La Lucrezia Borgia che viene ora presentata a Bergamo è l’edizione critica curata da Roger Parker e Rosie Ward e non coincide con nessuna delle tante versioni realizzate da Donizetti. È piuttosto un incrocio di due di esse: quella per la prima alla Scala del 1833 e quella realizzata per il Théâtre Italien a Parigi nel 1840. La versione realizzata per il Festival Donizetti Opera 2019 conserva tutti i cambiamenti adottati a Parigi nel 1840 – il cantabile con cabaletta di Lucrezia («S’involi il primo a cogliere») nel Prologo, la cabaletta rifatta a Firenze per Lucrezia e Alfonso nel primo atto, la romanza di Gennaro («Anch’io provai le tenere») dopo il coro del secondo atto, l’arioso finale per Gennaro («Madre, se ognor lontano») con la cabaletta scorciata per Lucrezia – ma mantiene il duetto Orsini-Gennaro («Onde a lei ti mostri grato») che fu cantato a Milano e tagliato a Parigi.

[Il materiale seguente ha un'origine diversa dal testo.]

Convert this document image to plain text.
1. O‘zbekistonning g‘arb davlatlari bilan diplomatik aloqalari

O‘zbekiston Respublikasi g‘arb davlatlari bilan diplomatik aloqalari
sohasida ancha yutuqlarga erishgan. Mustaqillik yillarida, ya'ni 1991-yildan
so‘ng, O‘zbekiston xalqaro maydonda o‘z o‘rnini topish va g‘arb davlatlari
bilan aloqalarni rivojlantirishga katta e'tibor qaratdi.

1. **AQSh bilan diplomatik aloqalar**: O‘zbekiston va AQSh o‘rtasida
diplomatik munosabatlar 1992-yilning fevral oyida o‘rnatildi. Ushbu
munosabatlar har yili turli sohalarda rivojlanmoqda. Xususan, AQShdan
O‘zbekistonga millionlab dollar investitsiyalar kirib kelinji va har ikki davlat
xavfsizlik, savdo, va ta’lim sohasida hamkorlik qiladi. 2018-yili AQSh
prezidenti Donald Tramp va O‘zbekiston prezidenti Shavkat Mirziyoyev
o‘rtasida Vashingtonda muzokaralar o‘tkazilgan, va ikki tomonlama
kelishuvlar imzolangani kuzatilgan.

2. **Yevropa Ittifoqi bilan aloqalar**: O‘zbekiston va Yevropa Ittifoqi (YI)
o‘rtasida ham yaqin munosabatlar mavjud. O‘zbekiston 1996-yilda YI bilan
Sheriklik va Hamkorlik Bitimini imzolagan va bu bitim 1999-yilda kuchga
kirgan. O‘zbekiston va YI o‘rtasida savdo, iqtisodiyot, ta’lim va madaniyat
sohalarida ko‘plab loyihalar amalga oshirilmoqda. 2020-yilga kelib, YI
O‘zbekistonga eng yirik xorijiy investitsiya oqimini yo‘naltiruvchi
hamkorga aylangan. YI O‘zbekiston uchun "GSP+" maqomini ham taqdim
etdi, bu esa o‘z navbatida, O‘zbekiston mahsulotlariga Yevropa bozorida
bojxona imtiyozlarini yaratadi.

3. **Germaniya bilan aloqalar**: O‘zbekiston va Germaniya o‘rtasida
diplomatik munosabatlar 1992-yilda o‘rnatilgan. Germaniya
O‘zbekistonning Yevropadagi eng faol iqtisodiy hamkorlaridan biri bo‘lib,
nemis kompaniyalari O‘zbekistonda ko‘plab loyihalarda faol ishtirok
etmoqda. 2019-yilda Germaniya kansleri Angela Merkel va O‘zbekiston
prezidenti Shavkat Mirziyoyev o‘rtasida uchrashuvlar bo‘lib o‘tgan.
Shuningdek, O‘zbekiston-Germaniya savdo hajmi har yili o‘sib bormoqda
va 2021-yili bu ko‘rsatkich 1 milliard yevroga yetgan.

Alla guida dell’Orchestra Giovanile Luigi Cherubini Riccardo Frizza tiene in perfetto equilibrio i diversi registri espressivi di questo lavoro, ossia il tragico e il comico, un grottesco scespiriano utilizzato da Hugo nella sua Lucrèce Borgia, ripreso con genialità da Donizetti ed efficacemente realizzato sulla scena da Andrea Bernard con la scenografia di Alberto Beltrame e i costumi di Elena Beccaro. L’elemento cardine della sua lettura registica è la maternità infranta di Lucrezia: prima dell’inizio vediamo una figura acconciata come il papa rapire dalla culla il neonato che la donna aveva dolorosamente allattato. Nel prosieguo altre culle punteggeranno la scena formata da una piattaforma persa in un nulla nero e scabro e sormontata da un soffitto a cassettoni dorati che si trasforma nel muro del palazzo ducale con la scritta dorata BORGIA a cui Gennaro toglie la B dopo averci pisciato sopra. Bernard muove benissimo il coro diviso in bande di giovinastri violenti e sbronzi e i personaggi principali ed è l’aspetto recitativo quello che contraddistingue l’interpretazione di questa Lucrezia Borgia, non più usignolo canterino preoccupato di dipanare le agilità vocali richieste, ma un personaggio psicologicamente contorto cui dà corpo Carmela Remigio con un’espressività intensa, al limite del manierato. Certo, il timbro è quello che è, il registro medio è roco, la dizione innaturale (le e strette sostituiscono quelle larghe e viceversa), le smorfie impietosamente evidenziate dai primi piani, ma con tutte queste limitazioni la figura della protagonista esce fuori in maniera efficace. Il Don Alfonso di Marko Mimica è perfettamente a fuoco come personaggio dal punto di vista scenico, non sempre lo è la vocalità, con bassi poco proiettati. Non ha problemi di proiezione invece la voce il Gennaro di Xabier Anduaga, bellissimo timbro, acuti facilissimi e mezze voci incantevoli. Una performance difficile da dimenticare. Nella parte di Maffio Orsini Varduhi Abrahamyan si dimostra ancora una volta un’eccellente interprete. Più eterogeneo il gruppo di comprimari, in cui si stacca per bellezza di suono il Rustighello di Edoardo Milletti. Molto bene il coro del Teatro Municipale di Piacenza istruito da Corrado Casati.